Kleist obeyed, very slowly. “Please … my housekeeper, you’ll wake her….”
“To hell with your … your
servant!
You forget, in the Democratic Republic there aren’t many servants.” Barzel poured acid into his voice. “Your sister Ilsa, for example.” He jiggled the photograph. “She does all her own housework. Cooks for the kids. And for Walther, that layabout husband of hers.”
He saw with satisfaction that Kleist could not take his eyes off the photo, which showed a blonde woman, her face lined and unremarkable, standing beside a man a full head shorter than herself, with her hands resting
on the shoulders of a small boy. The man was holding a baby.
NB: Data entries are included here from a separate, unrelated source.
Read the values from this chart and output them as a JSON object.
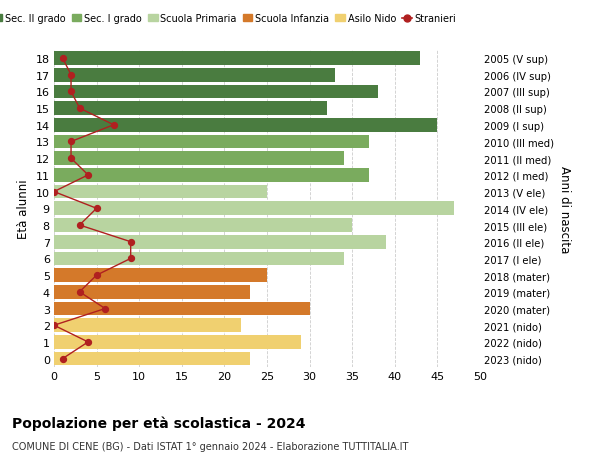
{
  "ages": [
    18,
    17,
    16,
    15,
    14,
    13,
    12,
    11,
    10,
    9,
    8,
    7,
    6,
    5,
    4,
    3,
    2,
    1,
    0
  ],
  "bar_values": [
    43,
    33,
    38,
    32,
    45,
    37,
    34,
    37,
    25,
    47,
    35,
    39,
    34,
    25,
    23,
    30,
    22,
    29,
    23
  ],
  "stranieri": [
    1,
    2,
    2,
    3,
    7,
    2,
    2,
    4,
    0,
    5,
    3,
    9,
    9,
    5,
    3,
    6,
    0,
    4,
    1
  ],
  "right_labels": [
    "2005 (V sup)",
    "2006 (IV sup)",
    "2007 (III sup)",
    "2008 (II sup)",
    "2009 (I sup)",
    "2010 (III med)",
    "2011 (II med)",
    "2012 (I med)",
    "2013 (V ele)",
    "2014 (IV ele)",
    "2015 (III ele)",
    "2016 (II ele)",
    "2017 (I ele)",
    "2018 (mater)",
    "2019 (mater)",
    "2020 (mater)",
    "2021 (nido)",
    "2022 (nido)",
    "2023 (nido)"
  ],
  "bar_colors": [
    "#4a7c40",
    "#4a7c40",
    "#4a7c40",
    "#4a7c40",
    "#4a7c40",
    "#7aab5e",
    "#7aab5e",
    "#7aab5e",
    "#b8d4a0",
    "#b8d4a0",
    "#b8d4a0",
    "#b8d4a0",
    "#b8d4a0",
    "#d4792a",
    "#d4792a",
    "#d4792a",
    "#f0d070",
    "#f0d070",
    "#f0d070"
  ],
  "legend_labels": [
    "Sec. II grado",
    "Sec. I grado",
    "Scuola Primaria",
    "Scuola Infanzia",
    "Asilo Nido",
    "Stranieri"
  ],
  "legend_colors": [
    "#4a7c40",
    "#7aab5e",
    "#b8d4a0",
    "#d4792a",
    "#f0d070",
    "#b02020"
  ],
  "stranieri_color": "#b02020",
  "title": "Popolazione per età scolastica - 2024",
  "subtitle": "COMUNE DI CENE (BG) - Dati ISTAT 1° gennaio 2024 - Elaborazione TUTTITALIA.IT",
  "ylabel_left": "Età alunni",
  "ylabel_right": "Anni di nascita",
  "xlim": [
    0,
    50
  ],
  "xticks": [
    0,
    5,
    10,
    15,
    20,
    25,
    30,
    35,
    40,
    45,
    50
  ],
  "background_color": "#ffffff",
  "grid_color": "#cccccc"
}
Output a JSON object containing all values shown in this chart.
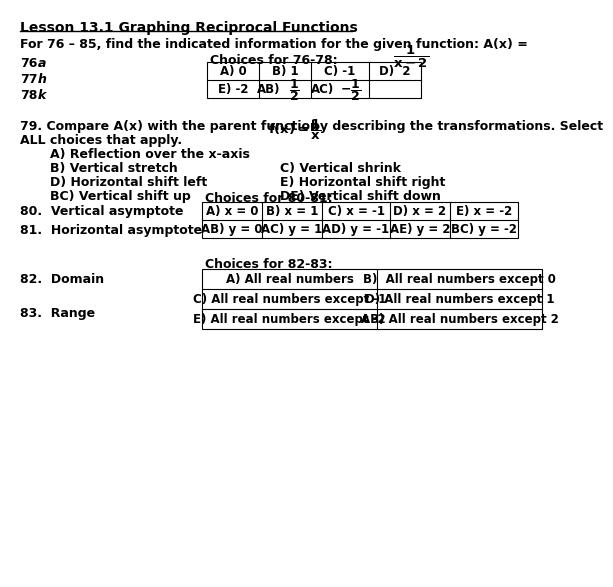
{
  "title": "Lesson 13.1 Graphing Reciprocal Functions",
  "bg_color": "#ffffff",
  "choices_79_col1": [
    "A) Reflection over the x-axis",
    "B) Vertical stretch",
    "D) Horizontal shift left",
    "BC) Vertical shift up"
  ],
  "choices_79_col2": [
    "",
    "C) Vertical shrink",
    "E) Horizontal shift right",
    "DE) Vertical shift down"
  ],
  "choices_8081_row1": [
    "A) x = 0",
    "B) x = 1",
    "C) x = -1",
    "D) x = 2",
    "E) x = -2"
  ],
  "choices_8081_row2": [
    "AB) y = 0",
    "AC) y = 1",
    "AD) y = -1",
    "AE) y = 2",
    "BC) y = -2"
  ],
  "choices_8283": [
    [
      "A) All real numbers",
      "B)  All real numbers except 0"
    ],
    [
      "C) All real numbers except -1",
      "D) All real numbers except 1"
    ],
    [
      "E) All real numbers except -2",
      "AB) All real numbers except 2"
    ]
  ]
}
“The hospital has given her a raise.” Barzel flipped the photo over so that he too could look at it. “They are considering taking a bigger apartment. Four rooms instead of three, think of that!” He let his eyes roam around Kleist’s richly furnished living room. “You no longer have a wife, but you have money. This house. Reflect, Gerhard; those are things that can
change.”
“I’m a naturalized citizen. No one can throw me out of England.”
“Naturalized, yes … on the strength of Institute 631′s forgeries. A phone call, that’s all it takes.”
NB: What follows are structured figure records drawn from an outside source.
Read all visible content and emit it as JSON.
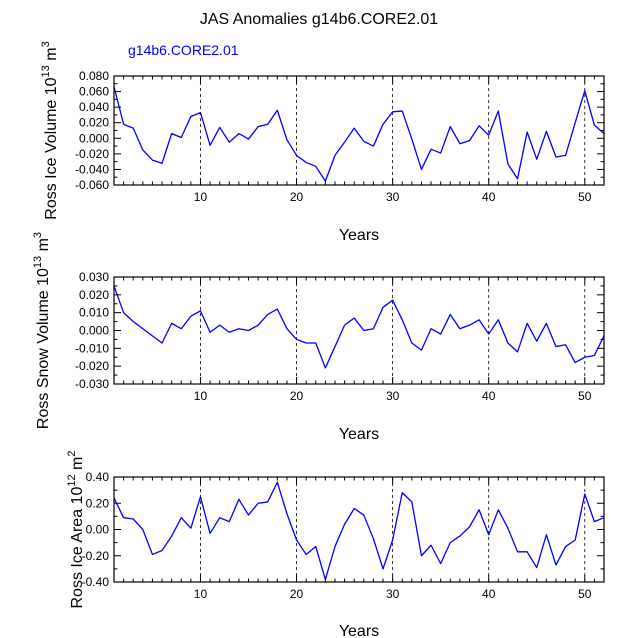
{
  "figure": {
    "title": "JAS Anomalies g14b6.CORE2.01",
    "legend_label": "g14b6.CORE2.01",
    "legend_color": "#0000ff"
  },
  "chart_data": [
    {
      "type": "line",
      "title": "",
      "xlabel": "Years",
      "ylabel": "Ross Ice Volume 10¹³ m³",
      "ylabel_base": "Ross Ice Volume 10",
      "ylabel_exp": "13",
      "ylabel_unit": " m",
      "ylabel_unit_exp": "3",
      "xlim": [
        1,
        52
      ],
      "ylim": [
        -0.06,
        0.08
      ],
      "xticks": [
        10,
        20,
        30,
        40,
        50
      ],
      "yticks": [
        -0.06,
        -0.04,
        -0.02,
        0.0,
        0.02,
        0.04,
        0.06,
        0.08
      ],
      "yticklabels": [
        "-0.060",
        "-0.040",
        "-0.020",
        "0.000",
        "0.020",
        "0.040",
        "0.060",
        "0.080"
      ],
      "grid": "dashed vertical at x ticks",
      "series": [
        {
          "name": "g14b6.CORE2.01",
          "color": "#0000ff",
          "x": [
            1,
            2,
            3,
            4,
            5,
            6,
            7,
            8,
            9,
            10,
            11,
            12,
            13,
            14,
            15,
            16,
            17,
            18,
            19,
            20,
            21,
            22,
            23,
            24,
            25,
            26,
            27,
            28,
            29,
            30,
            31,
            32,
            33,
            34,
            35,
            36,
            37,
            38,
            39,
            40,
            41,
            42,
            43,
            44,
            45,
            46,
            47,
            48,
            49,
            50,
            51,
            52
          ],
          "y": [
            0.066,
            0.018,
            0.013,
            -0.015,
            -0.028,
            -0.032,
            0.006,
            0.001,
            0.028,
            0.033,
            -0.009,
            0.014,
            -0.005,
            0.006,
            -0.001,
            0.015,
            0.018,
            0.036,
            -0.002,
            -0.022,
            -0.031,
            -0.036,
            -0.055,
            -0.022,
            -0.005,
            0.013,
            -0.004,
            -0.01,
            0.018,
            0.034,
            0.035,
            -0.001,
            -0.04,
            -0.014,
            -0.019,
            0.015,
            -0.007,
            -0.003,
            0.016,
            0.004,
            0.035,
            -0.033,
            -0.052,
            0.008,
            -0.027,
            0.009,
            -0.024,
            -0.022,
            0.02,
            0.061,
            0.017,
            0.006
          ]
        }
      ]
    },
    {
      "type": "line",
      "title": "",
      "xlabel": "Years",
      "ylabel": "Ross Snow Volume 10¹³ m³",
      "ylabel_base": "Ross Snow Volume 10",
      "ylabel_exp": "13",
      "ylabel_unit": " m",
      "ylabel_unit_exp": "3",
      "xlim": [
        1,
        52
      ],
      "ylim": [
        -0.03,
        0.03
      ],
      "xticks": [
        10,
        20,
        30,
        40,
        50
      ],
      "yticks": [
        -0.03,
        -0.02,
        -0.01,
        0.0,
        0.01,
        0.02,
        0.03
      ],
      "yticklabels": [
        "-0.030",
        "-0.020",
        "-0.010",
        "0.000",
        "0.010",
        "0.020",
        "0.030"
      ],
      "grid": "dashed vertical at x ticks",
      "series": [
        {
          "name": "g14b6.CORE2.01",
          "color": "#0000ff",
          "x": [
            1,
            2,
            3,
            4,
            5,
            6,
            7,
            8,
            9,
            10,
            11,
            12,
            13,
            14,
            15,
            16,
            17,
            18,
            19,
            20,
            21,
            22,
            23,
            24,
            25,
            26,
            27,
            28,
            29,
            30,
            31,
            32,
            33,
            34,
            35,
            36,
            37,
            38,
            39,
            40,
            41,
            42,
            43,
            44,
            45,
            46,
            47,
            48,
            49,
            50,
            51,
            52
          ],
          "y": [
            0.025,
            0.01,
            0.005,
            0.001,
            -0.003,
            -0.007,
            0.004,
            0.001,
            0.008,
            0.011,
            -0.001,
            0.003,
            -0.001,
            0.001,
            0.0,
            0.003,
            0.009,
            0.012,
            0.001,
            -0.005,
            -0.007,
            -0.007,
            -0.021,
            -0.009,
            0.003,
            0.007,
            0.0,
            0.001,
            0.013,
            0.017,
            0.006,
            -0.007,
            -0.011,
            0.001,
            -0.002,
            0.009,
            0.001,
            0.003,
            0.006,
            -0.002,
            0.006,
            -0.007,
            -0.012,
            0.004,
            -0.006,
            0.004,
            -0.009,
            -0.008,
            -0.018,
            -0.015,
            -0.014,
            -0.003
          ]
        }
      ]
    },
    {
      "type": "line",
      "title": "",
      "xlabel": "Years",
      "ylabel": "Ross Ice Area 10¹² m²",
      "ylabel_base": "Ross Ice Area 10",
      "ylabel_exp": "12",
      "ylabel_unit": " m",
      "ylabel_unit_exp": "2",
      "xlim": [
        1,
        52
      ],
      "ylim": [
        -0.4,
        0.4
      ],
      "xticks": [
        10,
        20,
        30,
        40,
        50
      ],
      "yticks": [
        -0.4,
        -0.2,
        0.0,
        0.2,
        0.4
      ],
      "yticklabels": [
        "-0.40",
        "-0.20",
        "0.00",
        "0.20",
        "0.40"
      ],
      "grid": "dashed vertical at x ticks",
      "series": [
        {
          "name": "g14b6.CORE2.01",
          "color": "#0000ff",
          "x": [
            1,
            2,
            3,
            4,
            5,
            6,
            7,
            8,
            9,
            10,
            11,
            12,
            13,
            14,
            15,
            16,
            17,
            18,
            19,
            20,
            21,
            22,
            23,
            24,
            25,
            26,
            27,
            28,
            29,
            30,
            31,
            32,
            33,
            34,
            35,
            36,
            37,
            38,
            39,
            40,
            41,
            42,
            43,
            44,
            45,
            46,
            47,
            48,
            49,
            50,
            51,
            52
          ],
          "y": [
            0.24,
            0.09,
            0.08,
            0.0,
            -0.19,
            -0.16,
            -0.05,
            0.09,
            0.01,
            0.25,
            -0.03,
            0.09,
            0.06,
            0.23,
            0.11,
            0.2,
            0.21,
            0.36,
            0.12,
            -0.08,
            -0.19,
            -0.13,
            -0.38,
            -0.13,
            0.04,
            0.16,
            0.11,
            -0.07,
            -0.3,
            -0.08,
            0.28,
            0.21,
            -0.2,
            -0.12,
            -0.26,
            -0.1,
            -0.05,
            0.02,
            0.15,
            -0.04,
            0.15,
            0.01,
            -0.17,
            -0.17,
            -0.29,
            -0.04,
            -0.27,
            -0.13,
            -0.08,
            0.27,
            0.06,
            0.09
          ]
        }
      ]
    }
  ]
}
“You wouldn’t risk that. I’ve run too many of your people.”
Barzel looked into Kleist’s eyes. They belied his confident words. “My orders are to procure Krysalis forthwith,” Barzel said. “For that, I am both authorized and prepared to make
any
sacrifice.”
“Why can’t you just burgle the house, steal this Krysalis thing, and have done with it?”
Kleist’s voice had become a bleat and Barzel, hearing it, felt hope stir. “Because we can’t risk leaving the slightest trace, that’s why. When the General Secretary leaves Moscow to go to Vancouver he wants Krysalis in his pocket, but no, repeat
no,
fingerprints on it.”
“And if Anna has never seen her husband open the safe, so that there’s nothing for me to discover even under hypnosis?”
“Then you’ll have failed.” Something clawed at Barzel’s guts as he spoke those words. “But at least you’ll have tried.”
“Suppose I do get the combination out of the wife,
which is by no means certain, let me tell you, and the safe turns out to be empty?”
Barzel sensed that his host’s breathing was slowing, calming. Yes, he was hearing a new note in Kleist’s voice. Interest. Attentiveness. Why? Could it be that Kleist missed Anna Lescombe?
“Then you’ll have to do it again,” he said. “And again. As often as is necessary until the safe is
not
empty.”
Kleist lowered his head, but Barzel felt increasingly certain what was going through his mind. The man feared exposure and disgrace, yes; but more than anything he wanted to see Anna again, and here was the opportunity he had secretly been praying for.
In better times, the thought of that anguished paradox might have moved Barzel to pity. Now, the only emotion he felt was fear and a pain in his gut: Could Kleist handle it?